Although the Health Ministry has ordered public and private health centers to record every dose of antiviral medicine they prescribe, and pharmacies must tally what they sell, there are still no official figures for the number of H1N1 patients based on the prescription of antivirals. Unofficially, it is estimated to be in the tens of thousands.
In Honores’ clinic, about 500 of the 1,200 patients they see a month are on antiviral medication. Like most of the public health sector, the clinic is dedicating most of its personnel, resources and attention to addressing this new virus, he said.
For the past few weeks, dozens of primary health centers have had to stay open on weekends because of the massive demand from patients with respiratory illnesses. In hospitals throughout the country, intensive care units, mechanic ventilators and beds are practically all being used by patients with influenza.
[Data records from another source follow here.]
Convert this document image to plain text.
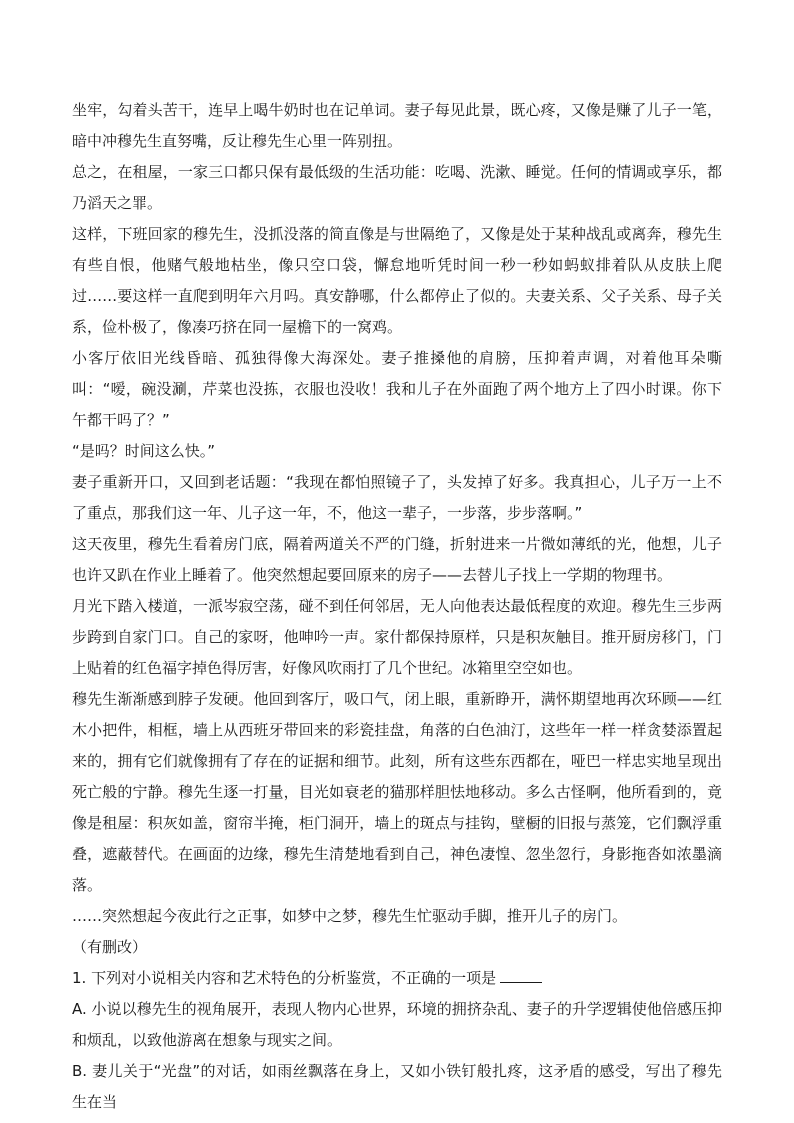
坐牢，勾着头苦干，连早上喝牛奶时也在记单词。妻子每见此景，既心疼，又像是赚了儿子一笔，暗中冲穆先生直努嘴，反让穆先生心里一阵别扭。

总之，在租屋，一家三口都只保有最低级的生活功能：吃喝、洗漱、睡觉。任何的情调或享乐，都乃滔天之罪。

这样，下班回家的穆先生，没抓没落的简直像是与世隔绝了，又像是处于某种战乱或离奔，穆先生有些自恨，他赌气般地枯坐，像只空口袋，懈怠地听凭时间一秒一秒如蚂蚁排着队从皮肤上爬过……要这样一直爬到明年六月吗。真安静哪，什么都停止了似的。夫妻关系、父子关系、母子关系，俭朴极了，像凑巧挤在同一屋檐下的一窝鸡。

小客厅依旧光线昏暗、孤独得像大海深处。妻子推搡他的肩膀，压抑着声调，对着他耳朵嘶叫：“嗳，碗没涮，芹菜也没拣，衣服也没收！我和儿子在外面跑了两个地方上了四小时课。你下午都干吗了？”

“是吗？时间这么快。”

妻子重新开口，又回到老话题：“我现在都怕照镜子了，头发掉了好多。我真担心，儿子万一上不了重点，那我们这一年、儿子这一年，不，他这一辈子，一步落，步步落啊。”

这天夜里，穆先生看着房门底，隔着两道关不严的门缝，折射进来一片微如薄纸的光，他想，儿子也许又趴在作业上睡着了。他突然想起要回原来的房子——去替儿子找上一学期的物理书。

月光下踏入楼道，一派岑寂空荡，碰不到任何邻居，无人向他表达最低程度的欢迎。穆先生三步两步跨到自家门口。自己的家呀，他呻吟一声。家什都保持原样，只是积灰触目。推开厨房移门，门上贴着的红色福字掉色得厉害，好像风吹雨打了几个世纪。冰箱里空空如也。

穆先生渐渐感到脖子发硬。他回到客厅，吸口气，闭上眼，重新睁开，满怀期望地再次环顾——红木小把件，相框，墙上从西班牙带回来的彩瓷挂盘，角落的白色油汀，这些年一样一样贪婪添置起来的，拥有它们就像拥有了存在的证据和细节。此刻，所有这些东西都在，哑巴一样忠实地呈现出死亡般的宁静。穆先生逐一打量，目光如衰老的猫那样胆怯地移动。多么古怪啊，他所看到的，竟像是租屋：积灰如盖，窗帘半掩，柜门洞开，墙上的斑点与挂钩，壁橱的旧报与蒸笼，它们飘浮重叠，遮蔽替代。在画面的边缘，穆先生清楚地看到自己，神色凄惶、忽坐忽行，身影拖沓如浓墨滴落。

……突然想起今夜此行之正事，如梦中之梦，穆先生忙驱动手脚，推开儿子的房门。

（有删改）

1. 下列对小说相关内容和艺术特色的分析鉴赏，不正确的一项是

A. 小说以穆先生的视角展开，表现人物内心世界，环境的拥挤杂乱、妻子的升学逻辑使他倍感压抑和烦乱，以致他游离在想象与现实之间。

B. 妻儿关于“光盘”的对话，如雨丝飘落在身上，又如小铁钉般扎疼，这矛盾的感受，写出了穆先生在当
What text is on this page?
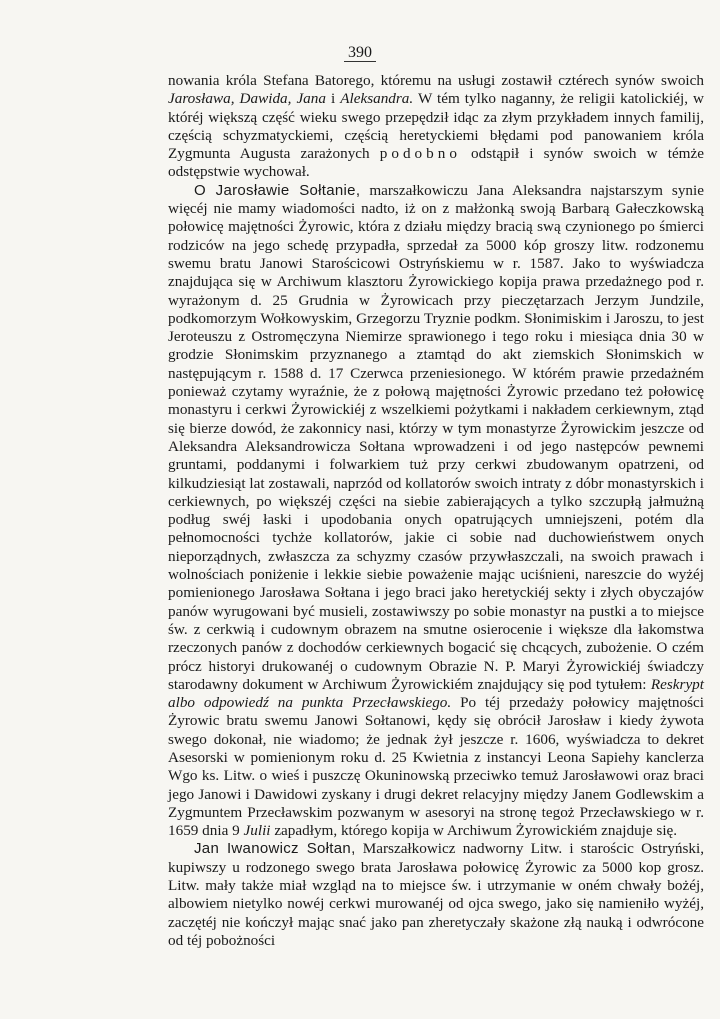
390

nowania króla Stefana Batorego, któremu na usługi zostawił cztérech synów swoich Jarosława, Dawida, Jana i Aleksandra. W tém tylko naganny, że religii katolickiéj, w któréj większą część wieku swego przepędził idąc za złym przykładem innych familij, częścią schyzmatyckiemi, częścią heretyckiemi błędami pod panowaniem króla Zygmunta Augusta zarażonych podobno odstąpił i synów swoich w témże odstępstwie wychował.

O Jarosławie Sołtanie, marszałkowiczu Jana Aleksandra najstarszym synie więcéj nie mamy wiadomości nadto, iż on z małżonką swoją Barbarą Gałeczkowską połowicę majętności Żyrowic, która z działu między bracią swą czynionego po śmierci rodziców na jego schedę przypadła, sprzedał za 5000 kóp groszy litw. rodzonemu swemu bratu Janowi Starościcowi Ostryńskiemu w r. 1587. Jako to wyświadcza znajdująca się w Archiwum klasztoru Żyrowickiego kopija prawa przedażnego pod r. wyrażonym d. 25 Grudnia w Żyrowicach przy pieczętarzach Jerzym Jundzile, podkomorzym Wołkowyskim, Grzegorzu Tryznie podkm. Słonimiskim i Jaroszu, to jest Jeroteuszu z Ostromęczyna Niemirze sprawionego i tego roku i miesiąca dnia 30 w grodzie Słonimskim przyznanego a ztamtąd do akt ziemskich Słonimskich w następującym r. 1588 d. 17 Czerwca przeniesionego. W którém prawie przedażném ponieważ czytamy wyraźnie, że z połową majętności Żyrowic przedano też połowicę monastyru i cerkwi Żyrowickiéj z wszelkiemi pożytkami i nakładem cerkiewnym, ztąd się bierze dowód, że zakonnicy nasi, którzy w tym monastyrze Żyrowickim jeszcze od Aleksandra Aleksandrowicza Sołtana wprowadzeni i od jego następców pewnemi gruntami, poddanymi i folwarkiem tuż przy cerkwi zbudowanym opatrzeni, od kilkudziesiąt lat zostawali, naprzód od kollatorów swoich intraty z dóbr monastyrskich i cerkiewnych, po większéj części na siebie zabierających a tylko szczupłą jałmużną podług swéj łaski i upodobania onych opatrujących umniejszeni, potém dla pełnomocności tychże kollatorów, jakie ci sobie nad duchowieństwem onych nieporządnych, zwłaszcza za schyzmy czasów przywłaszczali, na swoich prawach i wolnościach poniżenie i lekkie siebie poważenie mając uciśnieni, nareszcie do wyżéj pomienionego Jarosława Sołtana i jego braci jako heretyckiéj sekty i złych obyczajów panów wyrugowani być musieli, zostawiwszy po sobie monastyr na pustki a to miejsce św. z cerkwią i cudownym obrazem na smutne osierocenie i większe dla łakomstwa rzeczonych panów z dochodów cerkiewnych bogacić się chcących, zubożenie. O czém prócz historyi drukowanéj o cudownym Obrazie N. P. Maryi Żyrowickiéj świadczy starodawny dokument w Archiwum Żyrowickiém znajdujący się pod tytułem: Reskrypt albo odpowiedź na punkta Przecławskiego. Po téj przedaży połowicy majętności Żyrowic bratu swemu Janowi Sołtanowi, kędy się obrócił Jarosław i kiedy żywota swego dokonał, nie wiadomo; że jednak żył jeszcze r. 1606, wyświadcza to dekret Asesorski w pomienionym roku d. 25 Kwietnia z instancyi Leona Sapiehy kanclerza Wgo ks. Litw. o wieś i puszczę Okuninowską przeciwko temuż Jarosławowi oraz braci jego Janowi i Dawidowi zyskany i drugi dekret relacyjny między Janem Godlewskim a Zygmuntem Przecławskim pozwanym w asesoryi na stronę tegoż Przecławskiego w r. 1659 dnia 9 Julii zapadłym, którego kopija w Archiwum Żyrowickiém znajduje się.

Jan Iwanowicz Sołtan, Marszałkowicz nadworny Litw. i starościc Ostryński, kupiwszy u rodzonego swego brata Jarosława połowicę Żyrowic za 5000 kop grosz. Litw. mały także miał wzgląd na to miejsce św. i utrzymanie w oném chwały bożéj, albowiem nietylko nowéj cerkwi murowanéj od ojca swego, jako się namieniło wyżéj, zaczętéj nie kończył mając snać jako pan zheretyczały skażone złą nauką i odwrócone od téj pobożności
At least 5,000 previously programmed surgeries have been postponed in order to free up beds for incoming patients with influenza. Another 15,000 operations are expected to be suspended in the coming weeks.
At the same time, health workers are also getting sick: 30 percent of all staff in the public health system is on sick leave.
This scenario prompted the government to announce a new decree last week that allows, among other things, public health centers to hire medical students to help attend patients, and health authorities to suspend meetings, shows or other events to avoid further spread of the virus.
Even before the decree was issued, health officials had already cancelled the popular religious celebration Fiesta de La Tirana, which is held every year in mid-July in the tiny desert town of La Tirana, more than a thousand miles north of the capital, and attracts some 200,000 tourists and Catholics from all over the country. Shortly after, they cancelled the Fiesta de San Lorenzo, another annual religious event in the north of the country that gathers more than 70,000 Catholics during the second week of August.
Some private schools increased their winter breaks one or two weeks when their classrooms became practically empty.
“Chile is a showcase of how the virus really behaves. We’ve had experts from Germany, England, Egypt and the United States visit us who want to study how the virus behaves during the winter, because that will signal what will happen when it is winter in the Northern Hemisphere,” Paris said.
Health Minister Alvaro Erazo announced that Chile would buy an additional 600,000 doses of anti-viral medication from the Pan American Health Organization and laboratories. The government has also initiated conversations with international labs to reserve a stock of 6.2 million vaccines against the H1N1 virus for next year.
In spite of the alarming numbers, in terms of mortality, this virus is much less lethal than other respiratory illnesses in Chile: 2,593 people died from pneumonia last year.